The communication meta-frame has some power insofar as it is embedded in democratic political institutions and the culture at large. McKeon noted a cultural shift that was becoming apparent as he wrote in the 1950's, more than six decades ago: a growing tendency to see the problems that we face as problems of communication. McKeon speculated that society's awareness of communication problems had grown "as a result of the invention of instruments of communication and the massive extension of their use" -- a process that has only accelerated in recent times. He argued that we should state our problems as problems of communication in a pluralistic, democratic society that wants to solve problems without suppressing the diversity of viewpoints, and that we need to cultivate the art of deliberative rhetoric as a means to that end.

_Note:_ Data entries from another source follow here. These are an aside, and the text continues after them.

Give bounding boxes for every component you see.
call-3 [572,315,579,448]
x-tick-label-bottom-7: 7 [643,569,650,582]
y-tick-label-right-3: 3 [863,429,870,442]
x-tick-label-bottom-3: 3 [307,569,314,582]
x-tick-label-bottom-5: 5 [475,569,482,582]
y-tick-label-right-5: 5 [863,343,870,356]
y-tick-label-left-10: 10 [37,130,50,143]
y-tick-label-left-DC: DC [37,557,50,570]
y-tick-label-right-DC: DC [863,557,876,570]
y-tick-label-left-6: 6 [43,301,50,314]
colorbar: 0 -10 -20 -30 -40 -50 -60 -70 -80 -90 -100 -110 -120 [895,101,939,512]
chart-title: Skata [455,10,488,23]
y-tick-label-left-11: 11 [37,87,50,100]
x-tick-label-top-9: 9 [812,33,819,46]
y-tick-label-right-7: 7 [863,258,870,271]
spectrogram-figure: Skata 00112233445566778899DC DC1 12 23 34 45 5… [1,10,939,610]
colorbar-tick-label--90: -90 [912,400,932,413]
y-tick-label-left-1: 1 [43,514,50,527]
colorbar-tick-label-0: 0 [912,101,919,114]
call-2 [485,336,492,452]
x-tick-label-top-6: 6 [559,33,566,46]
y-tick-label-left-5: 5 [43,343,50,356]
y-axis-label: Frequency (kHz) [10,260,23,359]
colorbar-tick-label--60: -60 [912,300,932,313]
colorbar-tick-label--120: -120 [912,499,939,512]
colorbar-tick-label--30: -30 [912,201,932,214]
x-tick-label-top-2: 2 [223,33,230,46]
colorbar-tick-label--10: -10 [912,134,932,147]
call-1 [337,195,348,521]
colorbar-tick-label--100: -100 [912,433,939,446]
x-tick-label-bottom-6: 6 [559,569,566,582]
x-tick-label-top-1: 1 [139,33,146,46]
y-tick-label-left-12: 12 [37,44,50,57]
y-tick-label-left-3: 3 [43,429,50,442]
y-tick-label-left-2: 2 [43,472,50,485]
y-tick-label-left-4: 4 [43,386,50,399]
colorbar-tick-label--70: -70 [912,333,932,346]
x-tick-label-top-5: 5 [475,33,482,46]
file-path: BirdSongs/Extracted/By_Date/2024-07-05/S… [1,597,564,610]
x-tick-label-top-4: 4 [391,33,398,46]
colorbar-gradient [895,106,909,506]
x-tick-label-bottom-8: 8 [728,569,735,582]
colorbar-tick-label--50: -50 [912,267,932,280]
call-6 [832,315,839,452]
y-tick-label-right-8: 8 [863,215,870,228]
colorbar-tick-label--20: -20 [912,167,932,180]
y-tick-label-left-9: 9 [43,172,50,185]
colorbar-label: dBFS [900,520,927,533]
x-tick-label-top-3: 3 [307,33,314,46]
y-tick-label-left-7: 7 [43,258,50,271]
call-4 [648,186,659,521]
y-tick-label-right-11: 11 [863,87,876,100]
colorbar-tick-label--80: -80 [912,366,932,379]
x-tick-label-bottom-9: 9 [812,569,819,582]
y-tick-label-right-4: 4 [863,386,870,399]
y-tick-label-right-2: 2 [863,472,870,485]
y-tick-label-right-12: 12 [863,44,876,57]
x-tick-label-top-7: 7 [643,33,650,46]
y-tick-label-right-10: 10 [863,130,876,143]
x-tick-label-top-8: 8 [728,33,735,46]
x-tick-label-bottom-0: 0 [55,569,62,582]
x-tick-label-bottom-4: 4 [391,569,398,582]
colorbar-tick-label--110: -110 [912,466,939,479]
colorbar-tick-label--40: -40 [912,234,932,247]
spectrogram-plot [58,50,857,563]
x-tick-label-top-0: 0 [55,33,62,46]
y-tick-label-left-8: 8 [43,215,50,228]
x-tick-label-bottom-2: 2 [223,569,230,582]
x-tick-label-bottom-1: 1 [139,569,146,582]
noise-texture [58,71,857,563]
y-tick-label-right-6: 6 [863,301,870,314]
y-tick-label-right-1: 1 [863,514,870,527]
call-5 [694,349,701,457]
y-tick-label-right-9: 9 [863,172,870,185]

The alternative would be an authoritarian system that knows the one, officially "right" truth and does the one "right" thing, without discussion. It may be hard to hold on to the communication frame at a time when the one right thing to do seems obvious, as determined by experts, and in truth, problems are not always best stated as problems of communication. We don't need to communicate about a simple math problem. Some problems are like that. Other problems, including most of the real problems that we face, are complex and involve multiple conflicting interests, values and technical capabilities. Those problems need to be stated as problems of communication and we need better ways of talking about them.

Further Reading

McKeon, R. (1957). Communication, truth, and society. Ethics, 67, 89-99.